Il ne nous est pas possible de déterminer le nombre des arcs qui ajouraient cette composition ni son rôle exact. Dans la mesure où cette aile comportait un étage, ceci nous semble éliminer la possibilité d’une orangerie évoquée par Pillement(4) et J. Mahoudeau ; les orangeries ne comportent généralement pas d’étage et l’on recherche pour elles une situation abritée avec une bonne exposition solaire or cette aile est orientée à l’Ouest ce qui n’assurerait pas un ensoleillement suffisant. Ces auteurs se sont laissé influencer par un texte qui vante les nombreux et beaux orangers que possédait ce domaine en 1581(5). La présence d’un anneau scellé au revers de la façade de cette galerie donne à penser que nous avons affaire à une galerie de circulation, ouverte et planchéiée, ce rôle paraît d’ailleurs logique car c’était à elle que menait le degré qui prend naissance au niveau de la route derrière la porte dorique mutulaire (fig. 3). D’ordonnance classique, elle comporte une ouverture en arc plein cintre qu’encadrent deux pilastres doriques supportant un entablement correspondant où les triglyphes classiques alternent avec des métopes dépourvues de décor, l’élégante simplicité du parti adopté trahit l’influence antique, codifiée par Vignole(6).
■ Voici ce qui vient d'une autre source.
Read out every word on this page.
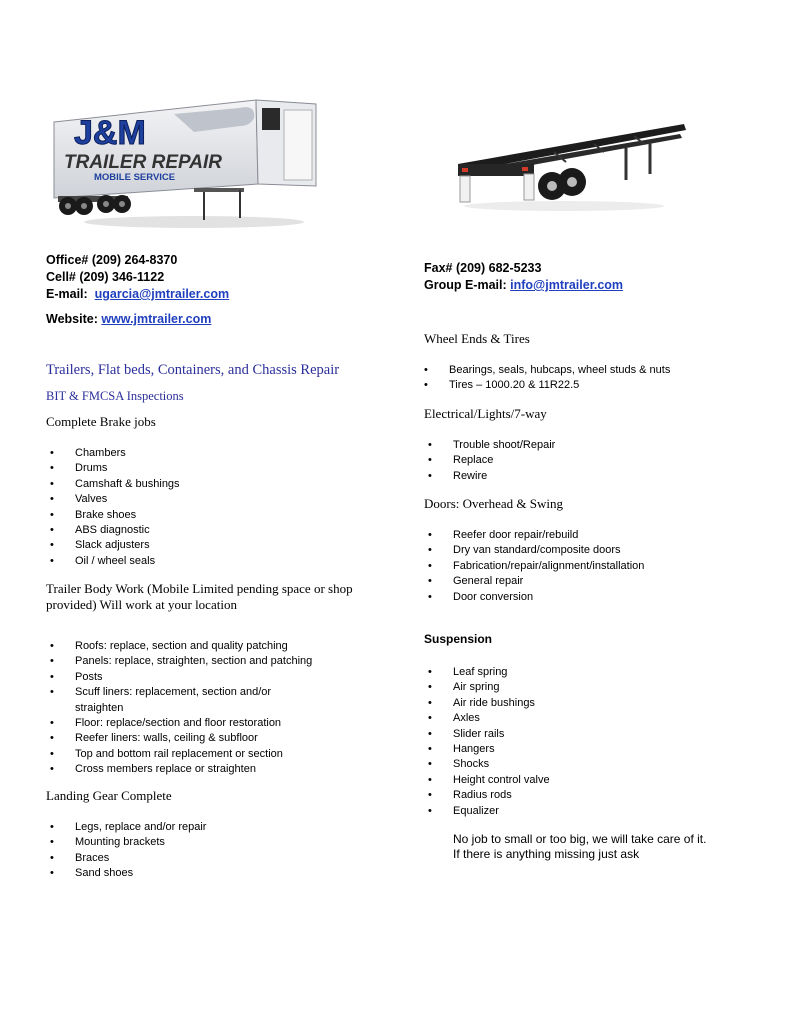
J&M
TRAILER REPAIR
MOBILE SERVICE
Office# (209) 264-8370
Cell# (209) 346-1122
E-mail: ugarcia@jmtrailer.com
Website: www.jmtrailer.com
Fax# (209) 682-5233
Group E-mail: info@jmtrailer.com
Trailers, Flat beds, Containers, and Chassis Repair
BIT & FMCSA Inspections
Complete Brake jobs
• Chambers
• Drums
• Camshaft & bushings
• Valves
• Brake shoes
• ABS diagnostic
• Slack adjusters
• Oil / wheel seals
Trailer Body Work (Mobile Limited pending space or shop provided) Will work at your location
• Roofs: replace, section and quality patching
• Panels: replace, straighten, section and patching
• Posts
• Scuff liners: replacement, section and/or straighten
• Floor: replace/section and floor restoration
• Reefer liners: walls, ceiling & subfloor
• Top and bottom rail replacement or section
• Cross members replace or straighten
Landing Gear Complete
• Legs, replace and/or repair
• Mounting brackets
• Braces
• Sand shoes
Wheel Ends & Tires
• Bearings, seals, hubcaps, wheel studs & nuts
• Tires – 1000.20 & 11R22.5
Electrical/Lights/7-way
• Trouble shoot/Repair
• Replace
• Rewire
Doors: Overhead & Swing
• Reefer door repair/rebuild
• Dry van standard/composite doors
• Fabrication/repair/alignment/installation
• General repair
• Door conversion
Suspension
• Leaf spring
• Air spring
• Air ride bushings
• Axles
• Slider rails
• Hangers
• Shocks
• Height control valve
• Radius rods
• Equalizer
No job to small or too big, we will take care of it.
If there is anything missing just ask
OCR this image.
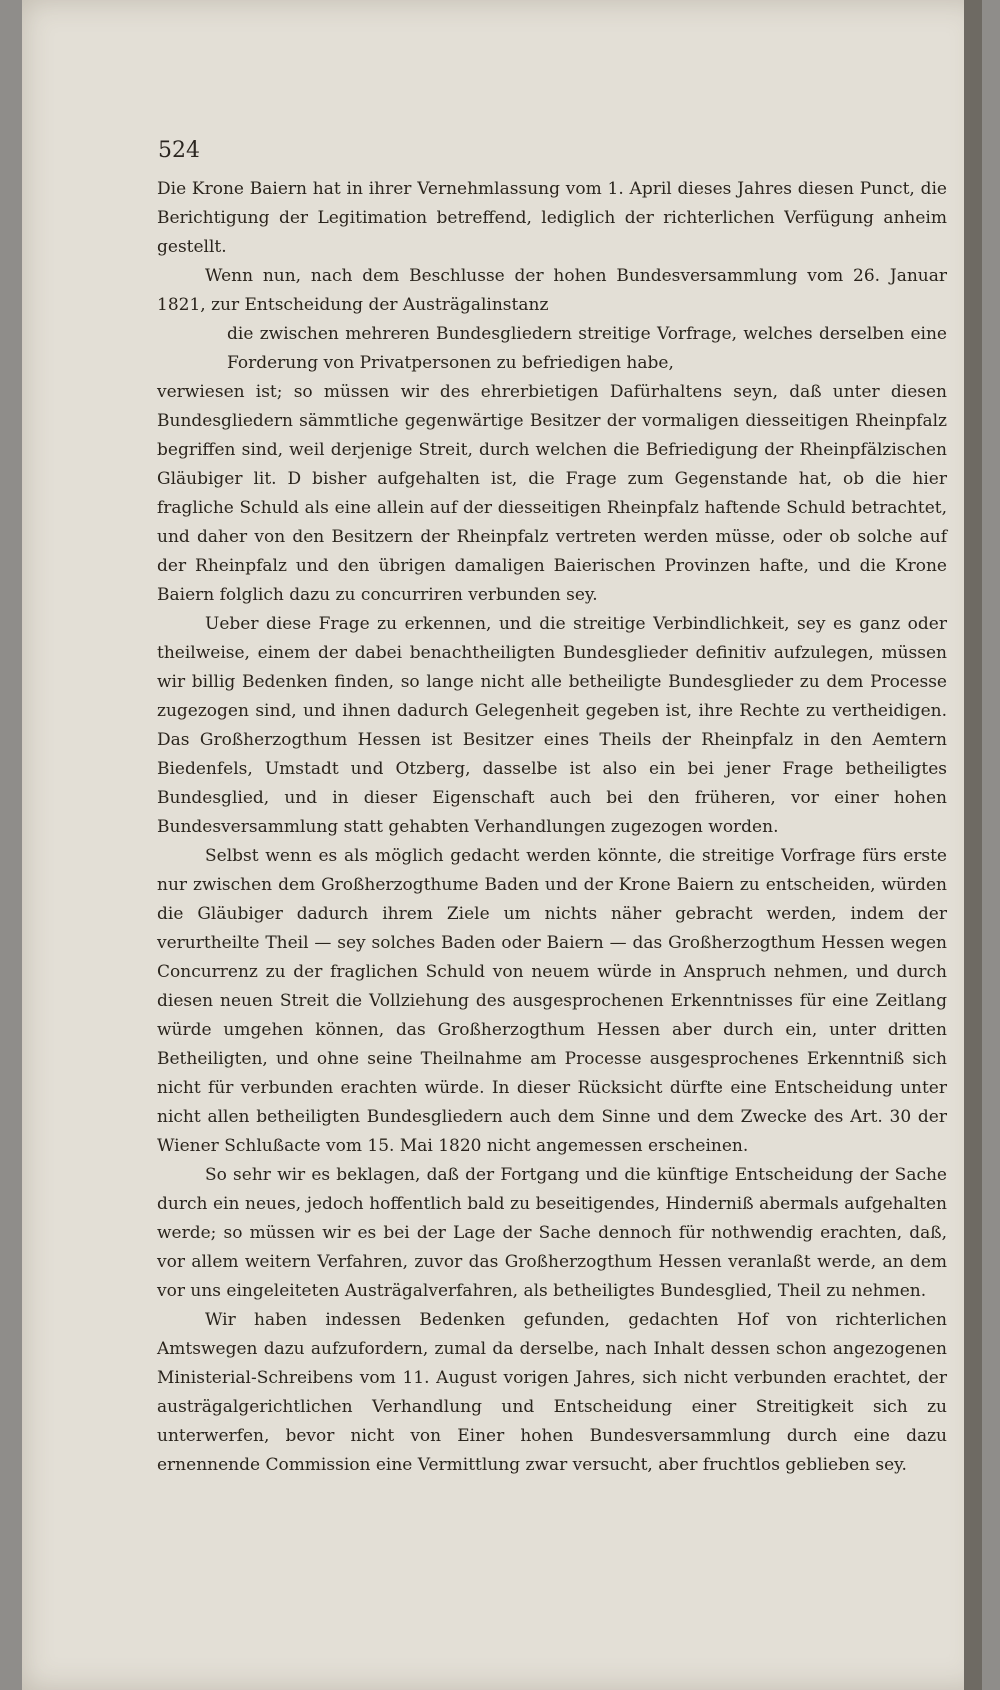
524

Die Krone Baiern hat in ihrer Vernehmlassung vom 1. April dieses Jahres diesen Punct, die Berichtigung der Legitimation betreffend, lediglich der richterlichen Verfügung anheim gestellt.

Wenn nun, nach dem Beschlusse der hohen Bundesversammlung vom 26. Januar 1821, zur Entscheidung der Austrägalinstanz

die zwischen mehreren Bundesgliedern streitige Vorfrage, welches derselben eine Forderung von Privatpersonen zu befriedigen habe,

verwiesen ist; so müssen wir des ehrerbietigen Dafürhaltens seyn, daß unter diesen Bundesgliedern sämmtliche gegenwärtige Besitzer der vormaligen diesseitigen Rheinpfalz begriffen sind, weil derjenige Streit, durch welchen die Befriedigung der Rheinpfälzischen Gläubiger lit. D bisher aufgehalten ist, die Frage zum Gegenstande hat, ob die hier fragliche Schuld als eine allein auf der diesseitigen Rheinpfalz haftende Schuld betrachtet, und daher von den Besitzern der Rheinpfalz vertreten werden müsse, oder ob solche auf der Rheinpfalz und den übrigen damaligen Baierischen Provinzen hafte, und die Krone Baiern folglich dazu zu concurriren verbunden sey.

Ueber diese Frage zu erkennen, und die streitige Verbindlichkeit, sey es ganz oder theilweise, einem der dabei benachtheiligten Bundesglieder definitiv aufzulegen, müssen wir billig Bedenken finden, so lange nicht alle betheiligte Bundesglieder zu dem Processe zugezogen sind, und ihnen dadurch Gelegenheit gegeben ist, ihre Rechte zu vertheidigen. Das Großherzogthum Hessen ist Besitzer eines Theils der Rheinpfalz in den Aemtern Biedenfels, Umstadt und Otzberg, dasselbe ist also ein bei jener Frage betheiligtes Bundesglied, und in dieser Eigenschaft auch bei den früheren, vor einer hohen Bundesversammlung statt gehabten Verhandlungen zugezogen worden.

Selbst wenn es als möglich gedacht werden könnte, die streitige Vorfrage fürs erste nur zwischen dem Großherzogthume Baden und der Krone Baiern zu entscheiden, würden die Gläubiger dadurch ihrem Ziele um nichts näher gebracht werden, indem der verurtheilte Theil — sey solches Baden oder Baiern — das Großherzogthum Hessen wegen Concurrenz zu der fraglichen Schuld von neuem würde in Anspruch nehmen, und durch diesen neuen Streit die Vollziehung des ausgesprochenen Erkenntnisses für eine Zeitlang würde umgehen können, das Großherzogthum Hessen aber durch ein, unter dritten Betheiligten, und ohne seine Theilnahme am Processe ausgesprochenes Erkenntniß sich nicht für verbunden erachten würde. In dieser Rücksicht dürfte eine Entscheidung unter nicht allen betheiligten Bundesgliedern auch dem Sinne und dem Zwecke des Art. 30 der Wiener Schlußacte vom 15. Mai 1820 nicht angemessen erscheinen.

So sehr wir es beklagen, daß der Fortgang und die künftige Entscheidung der Sache durch ein neues, jedoch hoffentlich bald zu beseitigendes, Hinderniß abermals aufgehalten werde; so müssen wir es bei der Lage der Sache dennoch für nothwendig erachten, daß, vor allem weitern Verfahren, zuvor das Großherzogthum Hessen veranlaßt werde, an dem vor uns eingeleiteten Austrägalverfahren, als betheiligtes Bundesglied, Theil zu nehmen.

Wir haben indessen Bedenken gefunden, gedachten Hof von richterlichen Amtswegen dazu aufzufordern, zumal da derselbe, nach Inhalt dessen schon angezogenen Ministerial-Schreibens vom 11. August vorigen Jahres, sich nicht verbunden erachtet, der austrägalgerichtlichen Verhandlung und Entscheidung einer Streitigkeit sich zu unterwerfen, bevor nicht von Einer hohen Bundesversammlung durch eine dazu ernennende Commission eine Vermittlung zwar versucht, aber fruchtlos geblieben sey.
La maison de Philibert de l'Orme (tiré de A. Blunt Philibert de l'Orme : fig. 24 Photo : M. Descossy)
La maison de Philibert de l'Orme
(tiré de A. Blunt Philibert de l'Orme : fig. 24
Photo : M. Descossy)
Porte au niveau de la route (Photo : M. Peyron)
Porte au niveau de la route
(Photo : M. Peyron)

Que dire de l’aspect général de la maison ? Il est très difficile de le représenter car nous ne possédons que très peu d’éléments et nous ne pourrons qu’hasarder une hypothèse de travail que seules des fouilles conduites dans ce qui est aujourd’hui le parc pourraient soit confirmer soit infirmer. Nous savons en effet que les architectes des XVIe et XVIIe siècles utilisaient un petit nombre de partis, tirés des grands ouvrages d’architectures et qu’ils se risquaient très rarement à faire œuvre de création personnelle ; ils préféraient adapter un parti bien connu à la situation présente. Or la maison que Philibert de Lorme(7). dessina et fit construire pour lui présente bien des similitudes avec celle de Saint-Julien. Il faut tenir compte du fait que la maison de Ph. de Lorme (fig. 4) est une maison de ville et qu’elle devait être édifiée en terrain plat. Saint-Julien, au contraire, est une demeure rurale et le terrain possède une forte déclivité, admirablement mise à profit par l’architecte anonyme, auteur de l’édifice, Mais nous retrouvons dans la seconde le corps de logis, flanqué de deux pavillons de calage qu’encadrent deux ailes symétriques dont l’élévation comprend des arcades ouvertes au rez-de-chaussée et un étage; l’ensemble encadre et délimite une cour ce qui devait être le cas à Saint-Julien. Malheureusement, un problème se pose à nous : nous avons l’amorce de l’aile droite de cette galerie mais nous ignorons s’il existait vraiment une aile en retour, symétrique, à gauche de la façade mais la construction de la fin du XIXe siècle en édifiant également un pavillon à gauche semble avoir conservé les dispositions originelles. Il est certes difficile de se représenter aujourd’hui le Saint-Julien d’alors mais un grand charme devait se dégager des bâtiments édifiés dans un calcaire qui est la roche mère du site et qui, s’il ne provient pas de l’emplacement même de l’édifice (dans ce cas c’est l’enlèvement du matériau de construction qui aurait libéré l’emplacement des fondations et des caves), vient assurément des carrières dont on voit les traces sur les limites mêmes du domaine. Il est possible de penser que l’édifice se mariait admirablement avec son site, réalisant ainsi une harmonie rare.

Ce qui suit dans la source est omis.